We are given the following solutions:

• 100 mL of \( M \times 10^{-1} \) Ca(NO₃)₂, which provides two moles of NO₃⁻ ions per formula unit.
• 200 mL of \( M \times 10^{-1} \) KNO₃, which provides one mole of NO₃⁻ ion per formula unit.

Step 1:
For \( \text{Ca(NO₃)₂} \):
- The normality of \( \text{Ca(NO₃)₂} \) solution is \( N_1 = M \times 10^{-1} \times 2 = 0.2 \, N \).
- Volume of \( \text{Ca(NO₃)₂} \) solution = 100 mL = 0.1 L.
- Moles of NO₃⁻ from \( \text{Ca(NO₃)₂} \) = \( N_1 \times V = 0.2 \times 0.1 = 0.02 \, \text{equivalents} \).
Step 2:
For \( \text{KNO₃} \):
- The normality of \( \text{KNO₃} \) solution is \( N_2 = M \times 10^{-1} \times 1 = 0.1 \, N \).
- Volume of \( \text{KNO₃} \) solution = 200 mL = 0.2 L.
- Moles of NO₃⁻ from \( \text{KNO₃} \) = \( N_2 \times V = 0.1 \times 0.2 = 0.02 \, \text{equivalents} \).
Step 3:
The total volume of the mixture is \( 0.1 + 0.2 = 0.3 \, L \).

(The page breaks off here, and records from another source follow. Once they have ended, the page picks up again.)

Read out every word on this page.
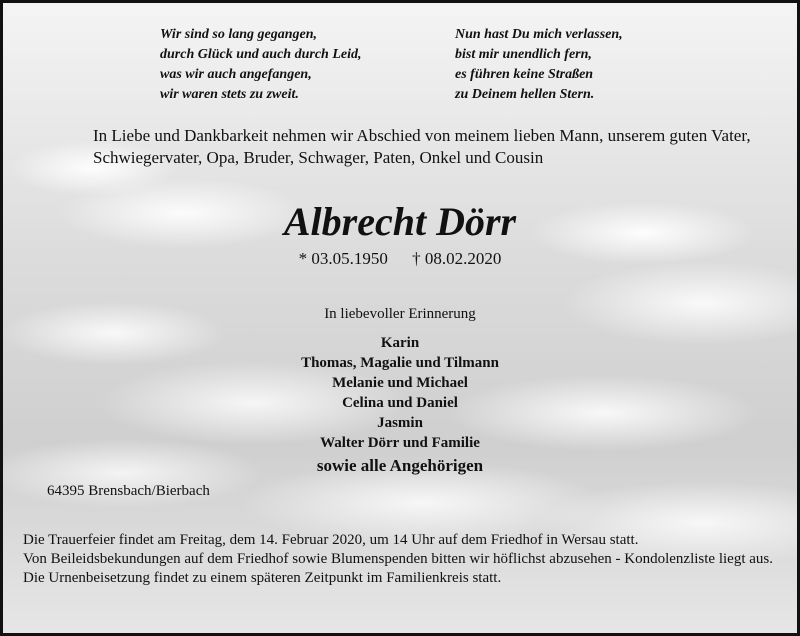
Wir sind so lang gegangen,
durch Glück und auch durch Leid,
was wir auch angefangen,
wir waren stets zu zweit.
Nun hast Du mich verlassen,
bist mir unendlich fern,
es führen keine Straßen
zu Deinem hellen Stern.
In Liebe und Dankbarkeit nehmen wir Abschied von meinem lieben Mann, unserem guten Vater, Schwiegervater, Opa, Bruder, Schwager, Paten, Onkel und Cousin
Albrecht Dörr
* 03.05.1950 † 08.02.2020
In liebevoller Erinnerung
Karin
Thomas, Magalie und Tilmann
Melanie und Michael
Celina und Daniel
Jasmin
Walter Dörr und Familie
sowie alle Angehörigen
64395 Brensbach/Bierbach

Die Trauerfeier findet am Freitag, dem 14. Februar 2020, um 14 Uhr auf dem Friedhof in Wersau statt.

Von Beileidsbekundungen auf dem Friedhof sowie Blumenspenden bitten wir höflichst abzusehen - Kondolenzliste liegt aus.

Die Urnenbeisetzung findet zu einem späteren Zeitpunkt im Familienkreis statt.
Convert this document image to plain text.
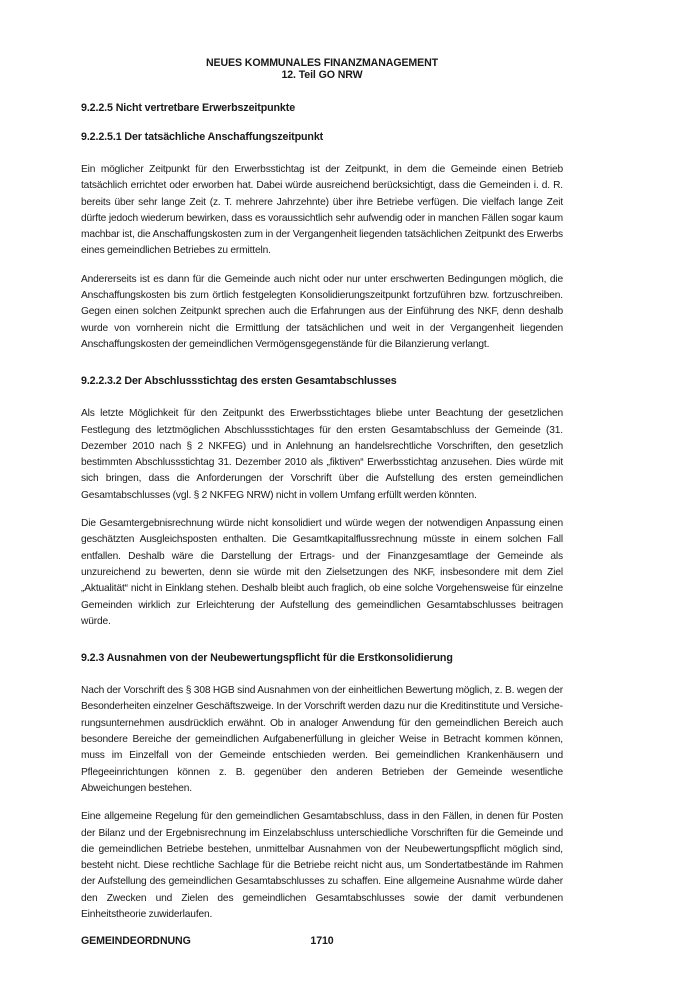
NEUES KOMMUNALES FINANZMANAGEMENT
12. Teil GO NRW
9.2.2.5 Nicht vertretbare Erwerbszeitpunkte
9.2.2.5.1 Der tatsächliche Anschaffungszeitpunkt
Ein möglicher Zeitpunkt für den Erwerbsstichtag ist der Zeitpunkt, in dem die Gemeinde einen Betrieb tatsächlich errichtet oder erworben hat. Dabei würde ausreichend berücksichtigt, dass die Gemeinden i. d. R. bereits über sehr lange Zeit (z. T. mehrere Jahrzehnte) über ihre Betriebe verfügen. Die vielfach lange Zeit dürfte jedoch wiederum bewirken, dass es voraussichtlich sehr aufwendig oder in manchen Fällen sogar kaum machbar ist, die Anschaffungskosten zum in der Vergangenheit liegenden tatsächlichen Zeitpunkt des Erwerbs eines gemeindlichen Betriebes zu ermitteln.
Andererseits ist es dann für die Gemeinde auch nicht oder nur unter erschwerten Bedingungen möglich, die Anschaffungskosten bis zum örtlich festgelegten Konsolidierungszeitpunkt fortzuführen bzw. fortzuschreiben. Gegen einen solchen Zeitpunkt sprechen auch die Erfahrungen aus der Einführung des NKF, denn deshalb wurde von vornherein nicht die Ermittlung der tatsächlichen und weit in der Vergangenheit liegenden Anschaffungskosten der gemeindlichen Vermögensgegenstände für die Bilanzierung verlangt.
9.2.2.3.2 Der Abschlussstichtag des ersten Gesamtabschlusses
Als letzte Möglichkeit für den Zeitpunkt des Erwerbsstichtages bliebe unter Beachtung der gesetzlichen Festlegung des letztmöglichen Abschlussstichtages für den ersten Gesamtabschluss der Gemeinde (31. Dezember 2010 nach § 2 NKFEG) und in Anlehnung an handelsrechtliche Vorschriften, den gesetzlich bestimmten Abschlussstichtag 31. Dezember 2010 als „fiktiven“ Erwerbsstichtag anzusehen. Dies würde mit sich bringen, dass die Anforderungen der Vorschrift über die Aufstellung des ersten gemeindlichen Gesamtabschlusses (vgl. § 2 NKFEG NRW) nicht in vollem Umfang erfüllt werden könnten.
Die Gesamtergebnisrechnung würde nicht konsolidiert und würde wegen der notwendigen Anpassung einen geschätzten Ausgleichsposten enthalten. Die Gesamtkapitalflussrechnung müsste in einem solchen Fall entfallen. Deshalb wäre die Darstellung der Ertrags- und der Finanzgesamtlage der Gemeinde als unzureichend zu bewerten, denn sie würde mit den Zielsetzungen des NKF, insbesondere mit dem Ziel „Aktualität“ nicht in Einklang stehen. Deshalb bleibt auch fraglich, ob eine solche Vorgehensweise für einzelne Gemeinden wirklich zur Erleichterung der Aufstellung des gemeindlichen Gesamtabschlusses beitragen würde.
9.2.3 Ausnahmen von der Neubewertungspflicht für die Erstkonsolidierung
Nach der Vorschrift des § 308 HGB sind Ausnahmen von der einheitlichen Bewertung möglich, z. B. wegen der Besonderheiten einzelner Geschäftszweige. In der Vorschrift werden dazu nur die Kreditinstitute und Versicherungsunternehmen ausdrücklich erwähnt. Ob in analoger Anwendung für den gemeindlichen Bereich auch besondere Bereiche der gemeindlichen Aufgabenerfüllung in gleicher Weise in Betracht kommen können, muss im Einzelfall von der Gemeinde entschieden werden. Bei gemeindlichen Krankenhäusern und Pflegeeinrichtungen können z. B. gegenüber den anderen Betrieben der Gemeinde wesentliche Abweichungen bestehen.
Eine allgemeine Regelung für den gemeindlichen Gesamtabschluss, dass in den Fällen, in denen für Posten der Bilanz und der Ergebnisrechnung im Einzelabschluss unterschiedliche Vorschriften für die Gemeinde und die gemeindlichen Betriebe bestehen, unmittelbar Ausnahmen von der Neubewertungspflicht möglich sind, besteht nicht. Diese rechtliche Sachlage für die Betriebe reicht nicht aus, um Sondertatbestände im Rahmen der Aufstellung des gemeindlichen Gesamtabschlusses zu schaffen. Eine allgemeine Ausnahme würde daher den Zwecken und Zielen des gemeindlichen Gesamtabschlusses sowie der damit verbundenen Einheitstheorie zuwiderlaufen.
GEMEINDEORDNUNG	1710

The total moles of NO₃⁻ in the mixture = \( 0.02 + 0.02 = 0.04 \, \text{equivalents} \).
The normality of the resulting solution with respect to NO₃⁻ is: \[ N_{\text{total}} = \frac{0.04 \, \text{equivalents}}{0.3 \, \text{L}} = 0.13 \, \text{N}. \] Thus, the normality of the resulting solution is \( \boxed{0.13 \, \text{N}} \).